I found this Appendix N pseudoscience in A. Merritt’s 1918 book The Moon Pool:
My theory is that the moon rock is of some composition sensitive to the action of Moon rays; somewhat as the metal selenium is to sun rays. […] When the light strikes them they release the mechanism that opens the slab, just as you can open doors with sunlight by an ingenious arrangement of selenium-cells.
Now I didn’t know anything about selenium except vaguely that it’s probably an element. Maybe you know more than me. Maybe you know that it was discovered in 1817, named after the moon, and used in light sensors from the 1870s until the 1970s. Maybe you know that its few commercial uses nowadays include glassblowing and as an ingredient in baby formula. Well, you’re very smart. I had to hit wikipedia to learn all that.
Here’s why selenium is a nice drop-in in a D&D game.
It sounds familiar and scientific, without having any specific connotations to most players (unless your players are all smarter than me too). It’s a little more technological-sounding than the traditional D&D magic materials (adamantium, mithril), and so it matches well with the strangely scientific bent that’s demonstrated by D&D dungeon builders, with their elevators, gas traps, and other automatic devices. Its use is an ancient secret of a bygone empire.
It’s steampunk. It was exciting during the Victorian era: Alexander Graham Bell used it in a photophone, which is a largely forgotten 1870’s version of fiberoptics, and it was still cool in 1918 when Merritt was writing. Like all great steampunk technologies, it’s been superseded by other technologies. (Silicon is a more efficient semiconductor, and polyvinylcarbazol a more efficient photoconductor, than selenium.)
It’s got a cool name. Selene is the Greek moon goddess’s name that also gave Selune her name. “Selenium” suggests some moonlight-drenched stone, maybe mined on the moon, maybe holy to its goddess, that calls to the heavens. It’s convenient that, in real life as in Merrit’s horror fantasy, it can be used to drive sun-powered (or moon-powered) devices.
OK, how do you use it in D&D?
In my last game session, the players captured a giant squid space ship, piloted by mind flayers, with a cargo of selenium in its belly. The PCs sold it to starfaring elves. The elves alloy it with mithril to make +1 mithril weapons.
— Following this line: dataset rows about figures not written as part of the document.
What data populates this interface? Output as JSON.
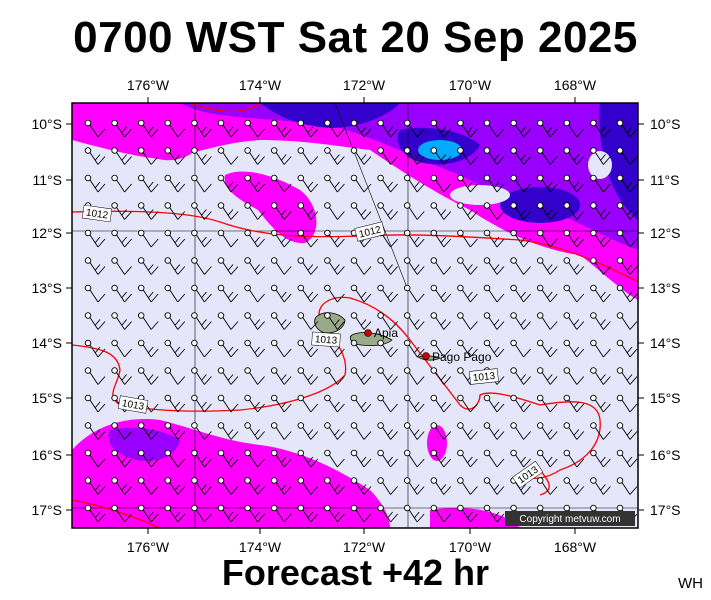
{
  "title": "0700 WST Sat 20 Sep 2025",
  "subtitle": "Forecast +42 hr",
  "corner_text": "WH",
  "copyright": "Copyright metvuw.com",
  "x_ticks": [
    "176°W",
    "174°W",
    "172°W",
    "170°W",
    "168°W"
  ],
  "y_ticks": [
    "10°S",
    "11°S",
    "12°S",
    "13°S",
    "14°S",
    "15°S",
    "16°S",
    "17°S"
  ],
  "places": [
    {
      "name": "Apia",
      "lon": -171.76,
      "lat": -13.83
    },
    {
      "name": "Pago Pago",
      "lon": -170.7,
      "lat": -14.28
    }
  ],
  "isobar_labels": [
    "1012",
    "1012",
    "1013",
    "1013",
    "1013",
    "1013"
  ],
  "colors": {
    "background": "#e6e6fa",
    "precip_light": "#ff00ff",
    "precip_medium": "#9900ff",
    "precip_heavy": "#3300cc",
    "precip_extreme": "#00aaff",
    "isobar": "#ff0000",
    "land": "#99aa88",
    "wind_barb": "#000000"
  }
}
There’s a catch: selenium swords are sensitive to sunlight the same way drow weapons are, and they’re prone to damaging “sun rust”. (This is a further development of an idea I had before.
You could also use it the way selenium is used in real life, or in The Moon Pool, except magicked up: a selenium sensor can cast a spell under specific light conditions just the way a Magic Mouth can speak words under specific conditions. This ties into another idea I’ve blogged about, an electrum mirror, but with a different metal.
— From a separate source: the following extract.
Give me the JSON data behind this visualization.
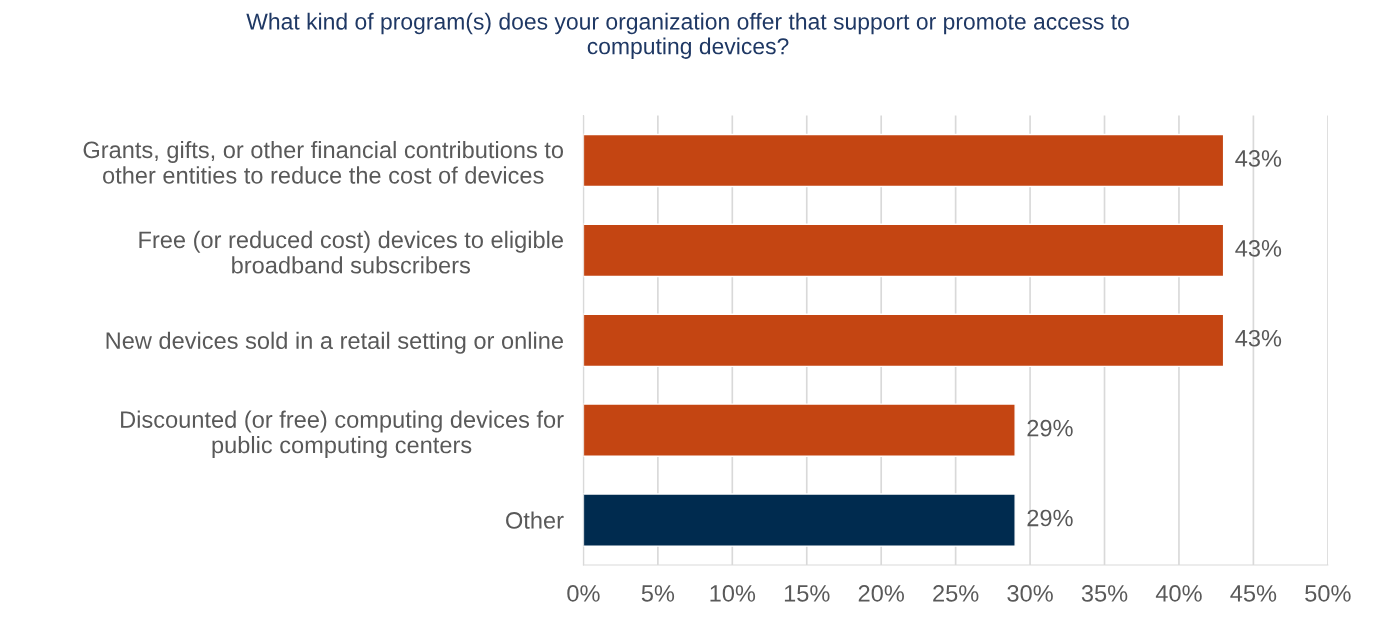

Selenium could be used to make magic items that only function in moonlight. A selenium sword that’s normal during the day and a +1 glowing sword in moonlight is a nice minor magic item that’ll be valuable to low-level characters.
Throw a pinch of selenium dust in the air and the light of a full moon shines down, even in a dark dungeon. This could be useful for banishing shadows, spotting werewolves, or summoning fairy creatures.
Real life selenium is poisonous, but I bet that D&D adventurers carry little vials of selenium powder (“moon dust”). A mouthful of this stuff turns you into a fey creature, which means you’re immune to charm and don’t need to sleep. You don’t need rest either: you’re immune to the effects of exhaustion for a full day. You can hustle all night and day if you have to. Over good roads, you might be able to cover 200 miles. Disadvantage: your blood runs thin. Every time you take an injury, you take 1d4 extra damage. Furthermore, after 24 hours, the exhaustion catches up to you.
Tags: everybook
As a chemist, I approve this post!
Overdoses of selenium can certainly occur, and happens occasionally with poorly made supplements (search for FDA selenium recall). Side effects include lack of interest in eating, deformed fingernails, weight loss and possible joint stiffness.
Selenium is below sulphur (or sulfur) in the periodic table, and above tellurium. Accidental ingestion of tellurium salts can give rise to a garlic like stench (search for tellurium breath), so perhaps that would be a “side effect” as well.
You forget, of course, selenium sulfide shampoo (Selsun Blue) for dandruff. I actually got a stronger version prescribed for sebaceous dermatitus. Worked like a charm. Which means selenium could be an important element in keeping mummies from flaking away, perhaps even as an ingredient in the spells to bring desiccated corpses to life, or the potions that keep liches from deteriorating. If it is sufficiently hard to come by, agents of said liches, or of other practioners of necromancy, might stop at nothing if they learn you have some.
There were also waterways polluted with the stuff in Silicon Valley. High Tech is nowhere near as “clean” an industry as it is promoted to be.